Kedua, untuk menjalin kerjasama dengan orang lain (al-ta’awun ‘alay-hi). Yang dimaksud dengan kerjasama di sini bukan semata saling membantu satu sama lain, namun lebih ditujukan pada aspek pemahaman akan pentingnya konsep dan proses sosial yang terjadi dari fungsi tersebut. Jika disimpulkan, fungsi ini merupakan tindaklanjut dari fungsi pertama di atas. Ketika manusia hendak memenuhi kebutuhan hidupnya dengan pengetahuan yang dimiliki, ia harus berusaha secara maksimal untuk mendapatkannya. Namun, usaha seorang individu saja tentu tidak memadai. Karena itu, manusia membutuhkan orang lain untuk membantu dan bekerjasama dalam rangka memenuhi kebutuhan tersebut.
Kerjasama ini dilakukan sesuai dengan keterampilan masing-masing, sehingga suatu pekerjaan yang dilakukan secara bersama-sama akan memberikan hasil yang maksimal karena setiap orang bertanggungjawab atas peran dalam pekerjaan yang dijalaninya. Atas dasar perumusan kerjasama dalam kelompok sosial ini, Ibnu khaldun mengembangkan konsep‘asabiyyah atau solidaritas sosial yang membentuk ikatan kesukuan yang kemudian terjelmakan sebagai konstruksi masyarakat. Tesis Ibnu Khaldun ini menjadi cikal bakal lahirnya teori dan konsepsi tentang negara. Dalam struktur pekerjaan, Ibnu Khaldun juga menjadi pemantik awal teori sosial terkait pembagian kerja (division of labour).
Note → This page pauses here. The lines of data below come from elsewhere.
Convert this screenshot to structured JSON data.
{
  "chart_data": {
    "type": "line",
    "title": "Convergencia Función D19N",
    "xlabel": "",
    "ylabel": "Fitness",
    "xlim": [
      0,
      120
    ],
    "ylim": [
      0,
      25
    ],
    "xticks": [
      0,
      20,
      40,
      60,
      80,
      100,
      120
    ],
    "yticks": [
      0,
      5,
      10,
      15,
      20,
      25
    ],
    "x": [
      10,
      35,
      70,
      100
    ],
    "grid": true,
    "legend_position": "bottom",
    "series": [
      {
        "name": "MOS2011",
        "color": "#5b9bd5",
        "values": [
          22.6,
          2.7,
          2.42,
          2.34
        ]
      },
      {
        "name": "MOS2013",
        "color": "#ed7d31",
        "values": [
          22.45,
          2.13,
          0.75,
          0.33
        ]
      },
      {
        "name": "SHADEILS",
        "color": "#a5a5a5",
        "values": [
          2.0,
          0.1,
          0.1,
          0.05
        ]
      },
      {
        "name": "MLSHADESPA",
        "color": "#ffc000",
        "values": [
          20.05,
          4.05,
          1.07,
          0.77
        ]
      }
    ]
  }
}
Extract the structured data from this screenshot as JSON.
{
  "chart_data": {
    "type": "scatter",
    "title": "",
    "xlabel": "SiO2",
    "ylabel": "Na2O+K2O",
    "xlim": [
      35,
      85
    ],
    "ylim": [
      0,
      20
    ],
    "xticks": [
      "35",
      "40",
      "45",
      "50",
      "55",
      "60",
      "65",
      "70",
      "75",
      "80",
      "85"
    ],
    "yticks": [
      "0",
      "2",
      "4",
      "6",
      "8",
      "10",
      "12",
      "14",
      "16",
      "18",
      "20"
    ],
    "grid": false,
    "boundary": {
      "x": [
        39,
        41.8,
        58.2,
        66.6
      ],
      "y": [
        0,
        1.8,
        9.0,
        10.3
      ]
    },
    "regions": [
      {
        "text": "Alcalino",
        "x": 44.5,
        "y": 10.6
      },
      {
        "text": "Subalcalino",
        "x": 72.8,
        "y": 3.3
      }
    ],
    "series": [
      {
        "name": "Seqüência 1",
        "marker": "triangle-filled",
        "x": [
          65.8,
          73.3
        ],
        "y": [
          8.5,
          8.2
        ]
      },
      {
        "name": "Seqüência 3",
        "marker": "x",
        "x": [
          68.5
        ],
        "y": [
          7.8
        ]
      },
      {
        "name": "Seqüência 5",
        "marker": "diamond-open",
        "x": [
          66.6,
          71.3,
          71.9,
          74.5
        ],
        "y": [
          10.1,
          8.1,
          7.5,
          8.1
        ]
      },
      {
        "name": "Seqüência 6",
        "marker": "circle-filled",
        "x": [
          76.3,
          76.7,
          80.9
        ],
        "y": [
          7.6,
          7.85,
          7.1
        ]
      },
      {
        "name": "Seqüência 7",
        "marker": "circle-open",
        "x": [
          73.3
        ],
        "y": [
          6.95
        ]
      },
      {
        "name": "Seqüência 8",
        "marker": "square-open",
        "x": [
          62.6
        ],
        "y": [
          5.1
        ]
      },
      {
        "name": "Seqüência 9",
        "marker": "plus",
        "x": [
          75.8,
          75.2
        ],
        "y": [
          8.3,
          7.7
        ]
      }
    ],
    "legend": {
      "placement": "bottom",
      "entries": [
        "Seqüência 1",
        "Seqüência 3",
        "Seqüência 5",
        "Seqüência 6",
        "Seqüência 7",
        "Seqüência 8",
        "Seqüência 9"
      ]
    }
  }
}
Fungsi ketiga dari konsep pemikiran manusia adalah kemampuan untuk menerima wahyu-wahyu yang disampaikan oleh Allah kepada para rasul-Nya (qabul ma ja’at bi-hi al-anbiya’ ‘an Allah ta’ala). Ibnu Khaldun menjelaskan bahwa dalam terminologi Islam, fungsi ini berkaitan erat dengan pemahaman manusia terkait firman yang disampaikan Allah. Manusia takkan bisa mencerna dan memahami langsung wahyu atau pengetahuan dari Allah tersebut hanya dengan pengetahuan rasional atau penghayatan mentalnya semata. Karena itu, Allah mengutus para rasul-Nya sebagai perantara untuk menyampaikan pengetahuan tersebut kepada umat manusia. Para rasul diutus untuk menyampaikan firman Allah dengan bahasa yang bisa dipahami oleh manusia pada waktu itu, yaitu bahasa Arab yang kemudian diterjemahkan ke dalam bahasa-bahasa lainnya yang ada di dunia, sehingga umat muslim seluruh dunia mendapatkan pemahaman yang komprehensif.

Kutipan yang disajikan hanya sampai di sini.